PostgreSQL Pagination – How to Do Pagination with UUID v4 and Created Time on Concurrent Inserted Data

pagingpostgresql

Context:

Out of curiosity, I'm doing load testing for my application. And then the result there's a lot of concurrent inserts happened.

After doing the load testing on create-endpoint, I'm trying to do load testing on the Fetch endpoint, including testing the pagination. For the pagination, I'm combining two columns, id (PK with UUID v4) and created_time. Also, I've added an index for faster sorting.
I'm following these solutions from here.

Problem:

Since the data was inserted concurrently, there are a few rows that have the same created_time, in my case up to 100(rows) in the same timestamp.
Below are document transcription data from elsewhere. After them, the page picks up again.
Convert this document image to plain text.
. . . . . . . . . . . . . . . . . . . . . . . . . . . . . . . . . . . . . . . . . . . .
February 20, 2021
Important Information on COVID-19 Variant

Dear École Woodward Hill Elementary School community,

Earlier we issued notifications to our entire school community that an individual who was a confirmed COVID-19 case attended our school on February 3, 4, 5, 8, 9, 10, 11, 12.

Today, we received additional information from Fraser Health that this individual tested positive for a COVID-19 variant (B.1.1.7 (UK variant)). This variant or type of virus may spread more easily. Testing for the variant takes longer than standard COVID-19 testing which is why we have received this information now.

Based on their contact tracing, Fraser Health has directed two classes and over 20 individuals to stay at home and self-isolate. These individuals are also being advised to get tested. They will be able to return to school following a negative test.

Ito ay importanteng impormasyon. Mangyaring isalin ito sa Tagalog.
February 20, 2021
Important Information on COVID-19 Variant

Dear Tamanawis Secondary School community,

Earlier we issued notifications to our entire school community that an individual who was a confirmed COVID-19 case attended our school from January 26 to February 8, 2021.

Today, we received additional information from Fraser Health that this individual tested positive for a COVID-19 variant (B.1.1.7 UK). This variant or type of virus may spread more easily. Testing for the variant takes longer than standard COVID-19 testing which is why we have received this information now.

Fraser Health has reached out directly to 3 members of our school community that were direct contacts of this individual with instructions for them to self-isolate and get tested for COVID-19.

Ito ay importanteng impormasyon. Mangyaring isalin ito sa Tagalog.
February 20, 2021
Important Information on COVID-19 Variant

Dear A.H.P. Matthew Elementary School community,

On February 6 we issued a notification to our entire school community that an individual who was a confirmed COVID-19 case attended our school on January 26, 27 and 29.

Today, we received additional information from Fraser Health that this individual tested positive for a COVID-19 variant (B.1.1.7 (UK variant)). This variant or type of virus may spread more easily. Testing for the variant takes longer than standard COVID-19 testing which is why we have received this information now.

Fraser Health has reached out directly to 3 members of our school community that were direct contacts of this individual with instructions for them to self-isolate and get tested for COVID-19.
This is my table schema, an example

BEGIN;

CREATE EXTENSION IF NOT EXISTS "uuid-ossp";

DROP TABLE IF EXISTS "payment_with_uuid";

CREATE TABLE "payment_with_uuid" (
 id VARCHAR(255) PRIMARY KEY NOT NULL DEFAULT (uuid_generate_v4()),
 amount integer NULL,
 name varchar(255) default NULL,
 created_time TIMESTAMPTZ NOT NULL DEFAULT (now() AT TIME ZONE 'utc')
);

CREATE INDEX idx_payment_pagination ON payment_with_uuid (created_time, id);

COMMIT;

This is my query,

SELECT  * from payment_with_uuid ORDER BY  created_time DESC, id DESC LIMIT 10;

It will return 10 rows of payment, assume the data will look like this, and assume the timestamp is same until the 100th row

+-------------------------------------+--------+------------+---------------------+
| id                                  | amount | name       | created_time        |
+-------------------------------------+--------+------------+---------------------+
| ffffa567-e95a-4c8b-826c-e2be6acaeb6d| 32003  | Allistair  | 2020-05-24 21:27:10 | 
| ffff2dd6-3872-4acc-afec-7a568935f729| 32003  | James      | 2020-05-24 21:27:10 | 
| fffe3477-1710-45c4-b554-b539a9ee8fa7| 32003  | Kane       | 2020-05-24 21:27:10 | 

And for fetching the next page, this is my query looks like,

SELECT * FROM payment_with_uuid 
WHERE 
created_time <= '2020-05-24 21:27:10' :: timestamp
AND 
id <'fffe3477-1710-45c4-b554-b539a9ee8fa7' 
ORDER BY created_time DESC, id DESC LIMIT 10;

And because of that, the pagination messed up, like some records that exist on the 1st page, may exist on 2nd, or 3rd, or any pages. And sometimes the records are missing.

Questions and Notes:

  • Is there any way to do this in a more elegant way?

  • I know using auto-increment will solve this, but choosing auto-increment id is not an option for us, because we're trying to make everything is consistent across microservice, many services already using UUID as the PK.

  • Using offset and limit will also solve this, but it's not a good practice as far as I know as this article explained https://use-the-index-luke.com/no-offset

  • I'm using Postgres 11.4

Best Answer

SELECT * FROM payment_with_uuid 
WHERE 
created_time <= '2020-05-24 21:27:10' :: timestamp
AND 
id <'fffe3477-1710-45c4-b554-b539a9ee8fa7' 
ORDER BY created_time DESC, id DESC LIMIT 10;

This is wrong, but it shouldn't lead to the problem you indicate of the same row showing up on page 1, 2, etc. Rather it would result in most rows failing to show up at all, because the two filters are implemented independently. You need to implement the id filter only within ties of the created_time filter. Elegance I guess is a matter of opinion, but it seems to me that the most elegant solution is the tuple comparator similar to what you had attempted to include in your original question.

SELECT * FROM payment_with_uuid 
WHERE 
(created_time,id) < ('2020-05-24 21:27:10' :: timestamp, 'fffe3477-1710-45c4-b554-b539a9ee8fa7') 
ORDER BY created_time DESC, id DESC LIMIT 10;

Now the timestamp should really be exact, it doesn't look like yours is. How is it getting rounded to the nearest second? In my hands it looks more like 2020-05-25 09:16:29.380925-04

If for some reason you don't want to use the tuple comparator, then you need to include the timestamp twice, once for less than and once for equal to:

WHERE 
created_time < '2020-05-24 21:27:10' :: timestamp
OR  
(
    created_time = '2020-05-24 21:27:10' :: timestamp 
    AND 
    id <'fffe3477-1710-45c4-b554-b539a9ee8fa7' 
)

In addition to not being very elegant, this will probably not use the index very effectively. You could use boolean reasoning to re-write it to avoid that top-level OR, so that it can use the index, but then it will get even harder to read and understand.